Lawmakers seek to turn down the dial on loud television commercials
The decades-long quest to lower the volume of television commercials may finally be nearing fruition.
Complaints about loud advertisements have been raised by television viewers since the 1960s. The absence of a federal law or rule that would prevent advertisers from blaring their commercials at volumes louder than the shows they sponsor is one of the great testaments to the difficulty to get much of anything done in telecommunications policy.

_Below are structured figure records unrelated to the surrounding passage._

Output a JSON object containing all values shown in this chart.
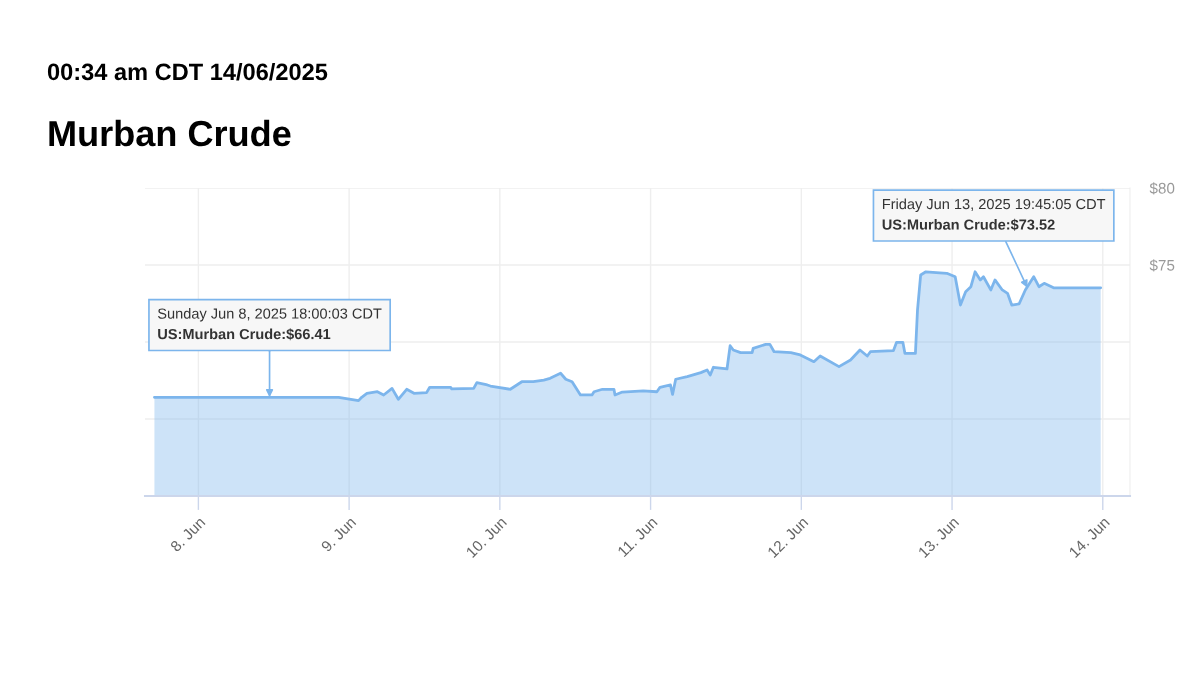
{
  "chart_data": {
    "type": "area",
    "title": "Murban Crude",
    "subtitle": "00:34 am CDT 14/06/2025",
    "x": [
      "2025-06-07T17:00",
      "2025-06-08T22:20",
      "2025-06-09T01:30",
      "2025-06-09T02:00",
      "2025-06-09T02:50",
      "2025-06-09T04:30",
      "2025-06-09T05:30",
      "2025-06-09T06:50",
      "2025-06-09T07:50",
      "2025-06-09T09:10",
      "2025-06-09T10:20",
      "2025-06-09T12:20",
      "2025-06-09T12:50",
      "2025-06-09T16:10",
      "2025-06-09T16:20",
      "2025-06-09T19:50",
      "2025-06-09T20:20",
      "2025-06-09T22:00",
      "2025-06-09T22:30",
      "2025-06-10T01:40",
      "2025-06-10T03:30",
      "2025-06-10T05:20",
      "2025-06-10T07:00",
      "2025-06-10T08:00",
      "2025-06-10T09:40",
      "2025-06-10T10:30",
      "2025-06-10T11:30",
      "2025-06-10T12:50",
      "2025-06-10T14:40",
      "2025-06-10T15:00",
      "2025-06-10T16:20",
      "2025-06-10T18:10",
      "2025-06-10T18:20",
      "2025-06-10T19:30",
      "2025-06-10T22:50",
      "2025-06-11T01:00",
      "2025-06-11T01:30",
      "2025-06-11T03:10",
      "2025-06-11T03:30",
      "2025-06-11T04:00",
      "2025-06-11T05:50",
      "2025-06-11T08:00",
      "2025-06-11T09:00",
      "2025-06-11T09:30",
      "2025-06-11T10:00",
      "2025-06-11T12:10",
      "2025-06-11T12:40",
      "2025-06-11T13:10",
      "2025-06-11T14:20",
      "2025-06-11T16:10",
      "2025-06-11T16:20",
      "2025-06-11T18:20",
      "2025-06-11T19:00",
      "2025-06-11T19:40",
      "2025-06-11T22:20",
      "2025-06-11T23:50",
      "2025-06-12T02:00",
      "2025-06-12T03:00",
      "2025-06-12T06:00",
      "2025-06-12T07:50",
      "2025-06-12T09:20",
      "2025-06-12T10:30",
      "2025-06-12T11:00",
      "2025-06-12T14:40",
      "2025-06-12T15:10",
      "2025-06-12T16:10",
      "2025-06-12T16:30",
      "2025-06-12T18:10",
      "2025-06-12T18:30",
      "2025-06-12T19:00",
      "2025-06-12T19:50",
      "2025-06-12T23:10",
      "2025-06-13T00:30",
      "2025-06-13T01:20",
      "2025-06-13T02:10",
      "2025-06-13T03:00",
      "2025-06-13T03:40",
      "2025-06-13T04:30",
      "2025-06-13T05:00",
      "2025-06-13T06:10",
      "2025-06-13T06:50",
      "2025-06-13T08:00",
      "2025-06-13T08:50",
      "2025-06-13T09:30",
      "2025-06-13T10:40",
      "2025-06-13T11:40",
      "2025-06-13T13:00",
      "2025-06-13T13:50",
      "2025-06-13T14:40",
      "2025-06-13T16:10",
      "2025-06-13T23:40"
    ],
    "series": [
      {
        "color": "#7cb5ec",
        "values": [
          66.41,
          66.41,
          66.19,
          66.41,
          66.67,
          66.77,
          66.56,
          66.99,
          66.28,
          66.93,
          66.67,
          66.71,
          67.06,
          67.06,
          66.95,
          66.99,
          67.36,
          67.21,
          67.14,
          66.93,
          67.42,
          67.42,
          67.53,
          67.64,
          67.97,
          67.58,
          67.42,
          66.56,
          66.56,
          66.77,
          66.93,
          66.93,
          66.56,
          66.75,
          66.82,
          66.77,
          67.06,
          67.21,
          66.6,
          67.58,
          67.75,
          68.01,
          68.18,
          67.86,
          68.36,
          68.25,
          69.76,
          69.48,
          69.31,
          69.31,
          69.59,
          69.85,
          69.85,
          69.37,
          69.31,
          69.16,
          68.72,
          69.09,
          68.4,
          68.83,
          69.48,
          69.09,
          69.37,
          69.44,
          69.98,
          69.98,
          69.26,
          69.26,
          72.08,
          74.35,
          74.56,
          74.46,
          74.24,
          72.4,
          73.27,
          73.59,
          74.56,
          74.03,
          74.24,
          73.38,
          74.03,
          73.38,
          73.16,
          72.4,
          72.47,
          73.38,
          74.24,
          73.59,
          73.81,
          73.52,
          73.52
        ]
      }
    ],
    "xlim": [
      "2025-06-07T15:30",
      "2025-06-14T04:20"
    ],
    "xticks": [
      {
        "value": "2025-06-08",
        "label": "8. Jun"
      },
      {
        "value": "2025-06-09",
        "label": "9. Jun"
      },
      {
        "value": "2025-06-10",
        "label": "10. Jun"
      },
      {
        "value": "2025-06-11",
        "label": "11. Jun"
      },
      {
        "value": "2025-06-12",
        "label": "12. Jun"
      },
      {
        "value": "2025-06-13",
        "label": "13. Jun"
      },
      {
        "value": "2025-06-14",
        "label": "14. Jun"
      }
    ],
    "ylim": [
      60,
      80
    ],
    "yticks": [
      {
        "value": 60,
        "label": null
      },
      {
        "value": 65,
        "label": null
      },
      {
        "value": 70,
        "label": null
      },
      {
        "value": 75,
        "label": "$75"
      },
      {
        "value": 80,
        "label": "$80"
      }
    ],
    "grid": true,
    "annotations": [
      {
        "text": "Sunday Jun 8, 2025 18:00:03 CDT\nUS:Murban Crude:$66.41",
        "x": "2025-06-08T11:20",
        "y": 66.41
      },
      {
        "text": "Friday Jun 13, 2025 19:45:05 CDT\nUS:Murban Crude:$73.52",
        "x": "2025-06-13T12:00",
        "y": 73.52
      }
    ]
  }
}
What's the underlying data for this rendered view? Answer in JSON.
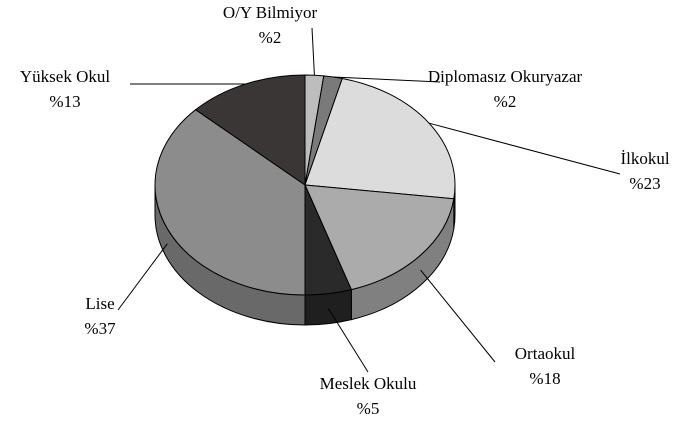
{
  "chart_data": {
    "type": "pie3d",
    "categories": [
      "O/Y Bilmiyor",
      "Diplomasız Okuryazar",
      "İlkokul",
      "Ortaokul",
      "Meslek Okulu",
      "Lise",
      "Yüksek Okul"
    ],
    "values": [
      2,
      2,
      23,
      18,
      5,
      37,
      13
    ],
    "value_labels": [
      "%2",
      "%2",
      "%23",
      "%18",
      "%5",
      "%37",
      "%13"
    ],
    "colors": [
      "#bdbdbd",
      "#7a7a7a",
      "#dcdcdc",
      "#ababab",
      "#2a2a2a",
      "#8c8c8c",
      "#3a3636"
    ]
  }
}
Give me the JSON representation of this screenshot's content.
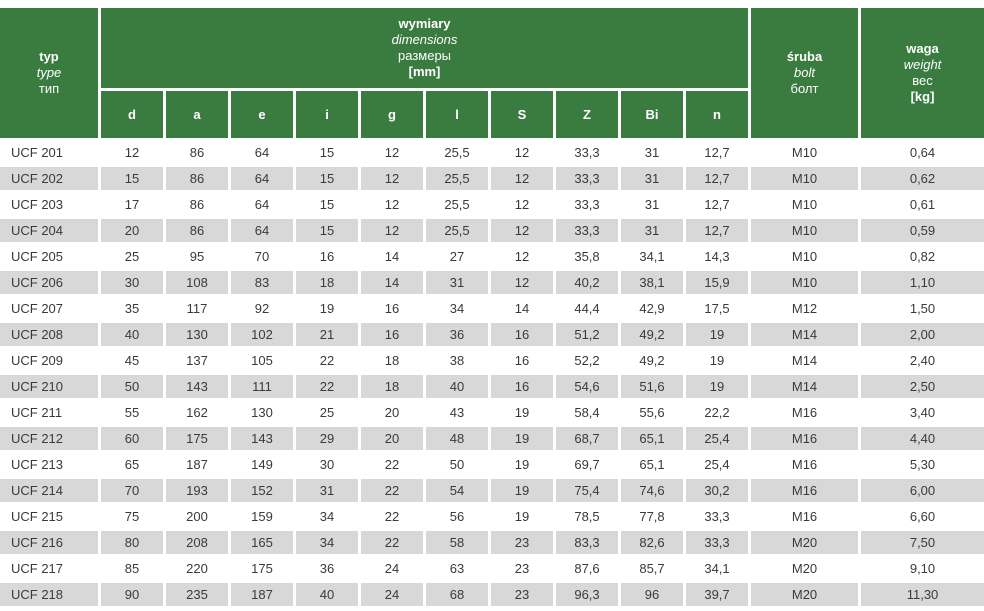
{
  "colors": {
    "header_green": "#3a7b40",
    "row_alt_gray": "#d8d8d8",
    "data_text": "#3a3a3a",
    "header_text": "#ffffff"
  },
  "table": {
    "header": {
      "type_col": {
        "line1": "typ",
        "line2": "type",
        "line3": "тип"
      },
      "dimensions_group": {
        "line1": "wymiary",
        "line2": "dimensions",
        "line3": "размеры",
        "line4": "[mm]"
      },
      "dim_columns": [
        "d",
        "a",
        "e",
        "i",
        "g",
        "l",
        "S",
        "Z",
        "Bi",
        "n"
      ],
      "bolt_col": {
        "line1": "śruba",
        "line2": "bolt",
        "line3": "болт"
      },
      "weight_col": {
        "line1": "waga",
        "line2": "weight",
        "line3": "вес",
        "line4": "[kg]"
      }
    },
    "column_keys": [
      "type",
      "d",
      "a",
      "e",
      "i",
      "g",
      "l",
      "S",
      "Z",
      "Bi",
      "n",
      "bolt",
      "weight"
    ],
    "rows": [
      [
        "UCF 201",
        "12",
        "86",
        "64",
        "15",
        "12",
        "25,5",
        "12",
        "33,3",
        "31",
        "12,7",
        "M10",
        "0,64"
      ],
      [
        "UCF 202",
        "15",
        "86",
        "64",
        "15",
        "12",
        "25,5",
        "12",
        "33,3",
        "31",
        "12,7",
        "M10",
        "0,62"
      ],
      [
        "UCF 203",
        "17",
        "86",
        "64",
        "15",
        "12",
        "25,5",
        "12",
        "33,3",
        "31",
        "12,7",
        "M10",
        "0,61"
      ],
      [
        "UCF 204",
        "20",
        "86",
        "64",
        "15",
        "12",
        "25,5",
        "12",
        "33,3",
        "31",
        "12,7",
        "M10",
        "0,59"
      ],
      [
        "UCF 205",
        "25",
        "95",
        "70",
        "16",
        "14",
        "27",
        "12",
        "35,8",
        "34,1",
        "14,3",
        "M10",
        "0,82"
      ],
      [
        "UCF 206",
        "30",
        "108",
        "83",
        "18",
        "14",
        "31",
        "12",
        "40,2",
        "38,1",
        "15,9",
        "M10",
        "1,10"
      ],
      [
        "UCF 207",
        "35",
        "117",
        "92",
        "19",
        "16",
        "34",
        "14",
        "44,4",
        "42,9",
        "17,5",
        "M12",
        "1,50"
      ],
      [
        "UCF 208",
        "40",
        "130",
        "102",
        "21",
        "16",
        "36",
        "16",
        "51,2",
        "49,2",
        "19",
        "M14",
        "2,00"
      ],
      [
        "UCF 209",
        "45",
        "137",
        "105",
        "22",
        "18",
        "38",
        "16",
        "52,2",
        "49,2",
        "19",
        "M14",
        "2,40"
      ],
      [
        "UCF 210",
        "50",
        "143",
        "111",
        "22",
        "18",
        "40",
        "16",
        "54,6",
        "51,6",
        "19",
        "M14",
        "2,50"
      ],
      [
        "UCF 211",
        "55",
        "162",
        "130",
        "25",
        "20",
        "43",
        "19",
        "58,4",
        "55,6",
        "22,2",
        "M16",
        "3,40"
      ],
      [
        "UCF 212",
        "60",
        "175",
        "143",
        "29",
        "20",
        "48",
        "19",
        "68,7",
        "65,1",
        "25,4",
        "M16",
        "4,40"
      ],
      [
        "UCF 213",
        "65",
        "187",
        "149",
        "30",
        "22",
        "50",
        "19",
        "69,7",
        "65,1",
        "25,4",
        "M16",
        "5,30"
      ],
      [
        "UCF 214",
        "70",
        "193",
        "152",
        "31",
        "22",
        "54",
        "19",
        "75,4",
        "74,6",
        "30,2",
        "M16",
        "6,00"
      ],
      [
        "UCF 215",
        "75",
        "200",
        "159",
        "34",
        "22",
        "56",
        "19",
        "78,5",
        "77,8",
        "33,3",
        "M16",
        "6,60"
      ],
      [
        "UCF 216",
        "80",
        "208",
        "165",
        "34",
        "22",
        "58",
        "23",
        "83,3",
        "82,6",
        "33,3",
        "M20",
        "7,50"
      ],
      [
        "UCF 217",
        "85",
        "220",
        "175",
        "36",
        "24",
        "63",
        "23",
        "87,6",
        "85,7",
        "34,1",
        "M20",
        "9,10"
      ],
      [
        "UCF 218",
        "90",
        "235",
        "187",
        "40",
        "24",
        "68",
        "23",
        "96,3",
        "96",
        "39,7",
        "M20",
        "11,30"
      ]
    ]
  }
}
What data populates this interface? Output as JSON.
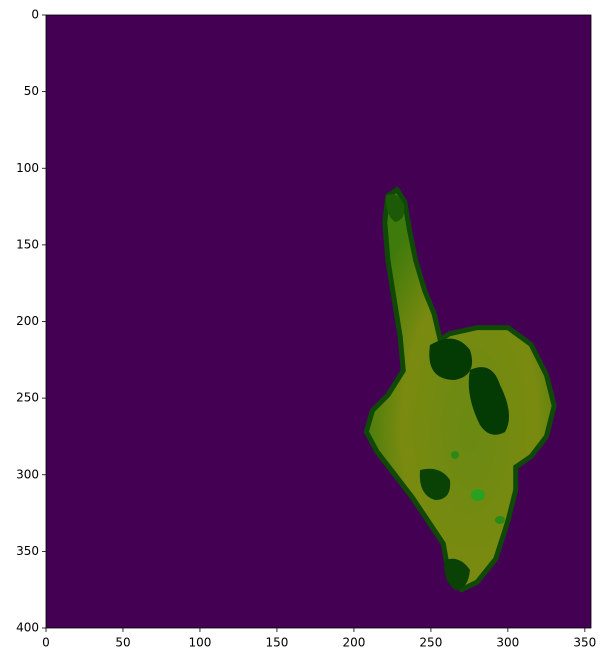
{
  "chart_data": {
    "type": "image",
    "xlim": [
      0,
      354
    ],
    "ylim": [
      400,
      0
    ],
    "xticks": [
      0,
      50,
      100,
      150,
      200,
      250,
      300,
      350
    ],
    "yticks": [
      0,
      50,
      100,
      150,
      200,
      250,
      300,
      350,
      400
    ]
  }
}
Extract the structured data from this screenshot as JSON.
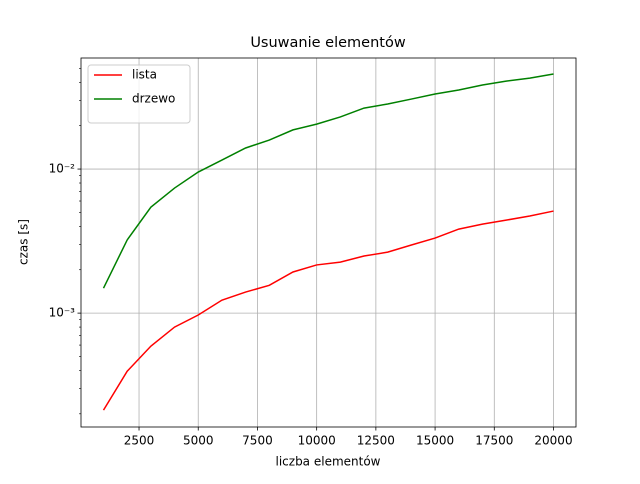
{
  "chart_data": {
    "type": "line",
    "title": "Usuwanie elementów",
    "x_label": "liczba elementów",
    "y_label": "czas [s]",
    "x": [
      1000,
      2000,
      3000,
      4000,
      5000,
      6000,
      7000,
      8000,
      9000,
      10000,
      11000,
      12000,
      13000,
      14000,
      15000,
      16000,
      17000,
      18000,
      19000,
      20000
    ],
    "series": [
      {
        "name": "lista",
        "color": "#ff0000",
        "values": [
          0.000212,
          0.000395,
          0.00059,
          0.0008,
          0.00097,
          0.00123,
          0.0014,
          0.00156,
          0.00193,
          0.00216,
          0.00226,
          0.00249,
          0.00265,
          0.00297,
          0.00332,
          0.00383,
          0.00415,
          0.00442,
          0.00472,
          0.00511
        ]
      },
      {
        "name": "drzewo",
        "color": "#008000",
        "values": [
          0.00149,
          0.00322,
          0.00544,
          0.00738,
          0.00953,
          0.01155,
          0.014,
          0.0159,
          0.0187,
          0.0205,
          0.023,
          0.0265,
          0.0283,
          0.0306,
          0.0332,
          0.0354,
          0.0383,
          0.0408,
          0.0428,
          0.0457
        ]
      }
    ],
    "xlim": [
      50,
      20950
    ],
    "xticks": [
      2500,
      5000,
      7500,
      10000,
      12500,
      15000,
      17500,
      20000
    ],
    "ylim": [
      0.000162,
      0.059
    ],
    "yticks": [
      {
        "value": 0.001,
        "label": "10⁻³"
      },
      {
        "value": 0.01,
        "label": "10⁻²"
      }
    ],
    "y_scale": "log",
    "grid": true,
    "legend": "upper-left"
  }
}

On Wednesday, the Senate Commerce Committee approved legislation introduced by Sen. Sheldon Whitehouse (D-R.I.) that would require the Federal Communications Commission to regulate the volume of television advertisements. That follows a measure introduced last year by Sens. Charles E. Schumer (D-NY) and John D. Rockefeller IV (D-W.Va.), would require the volume of television advertisements to be no louder than the volume of the program during which the advertisements appear. Whitehouse's bill will now move to the Senate floor for consideration by the full chamber. The legislative push against loud TV ads has been spearheaded by Rep. Anna Eshoo (D-Calif.), whose bill passed the House last December.
If passed, the legislation would put an end to the suddenly loud pitch of car salesmen and wonder drugs that interrupt television viewing, Whitehouse said.
“Every American has likely experienced the frustration of abrasively loud television commercials jumping out at you,” said Whitehouse in a statement. “This practice is designed to intentionally disturb our households to attract attention to the ad, and the American public has had enough.”
The committee said that the FCC has received consumer complaints about commercials being louder than television shows since the 1960s. In the 25 quarterly reports on consumer complaints released by the FCC since 2002, 21 have listed the loudness of television commercials as a top complaint.